Lois used her napkin to make notes that she’d later transcribe in her journal.

Does one travel to be lost or found?
Can homesickness be caused by sickness in the home?
Are answers the beginning or the end of imagination?

Then her attention returned to the neighboring rooftop where a teenage girl dressed in a tank top and shorts jumped rope while facing the burning sky. Behind her, a bus boy stood with his empty tray and watched while behind him monkeys who were lovers picked lice from their mates.

“Delphine—this way. What a brilliant view.”

Lois turned to face Edward’s long lens. He was standing two rooftops away in the other direction. The Kama Sutra advised on the ways of handling a lover who is waning or disappearing—get possession of his best things, laugh at him, sneer, deny him access, but it had nothing to say about a man who keeps appearing. She imagined a revised edition, updated like a graphic novel with a panel in which the potential lover presents himself. The unreceptive woman turns her back in a gesture of honesty, the open one turns to him with a face of kindness.

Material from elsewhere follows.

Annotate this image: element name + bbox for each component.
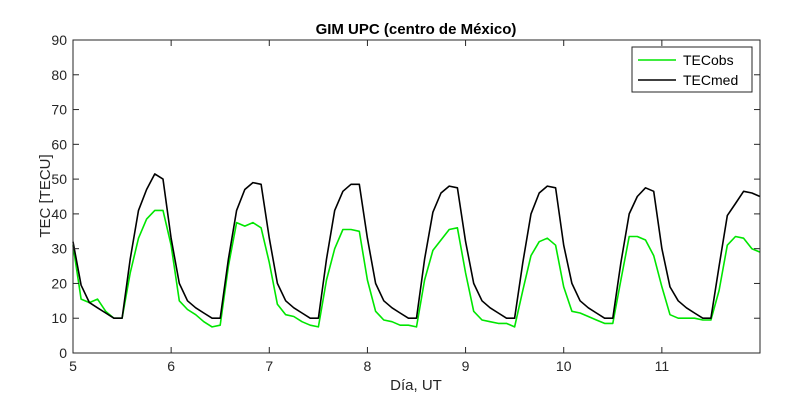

As the sun slipped into the world just waking, sounds of chanting rose and filled the space that separated them. Edward wore a blue that blended with the darkening and made him look sky-clad—the Jain term for nakedness that Lois had recorded in her journal. She began to memorize him in this moment so that when she moved on she could fill the space that had been occupied by the handsomest man and by Philip—but she was stopped by the loudness of sudden silence. She let go of the image and as it disappeared she could hear once again the music of animals and people praying and the wind that carried the breath of them all. She looked into the open eye of the camera and whispered, “I need to talk to you.”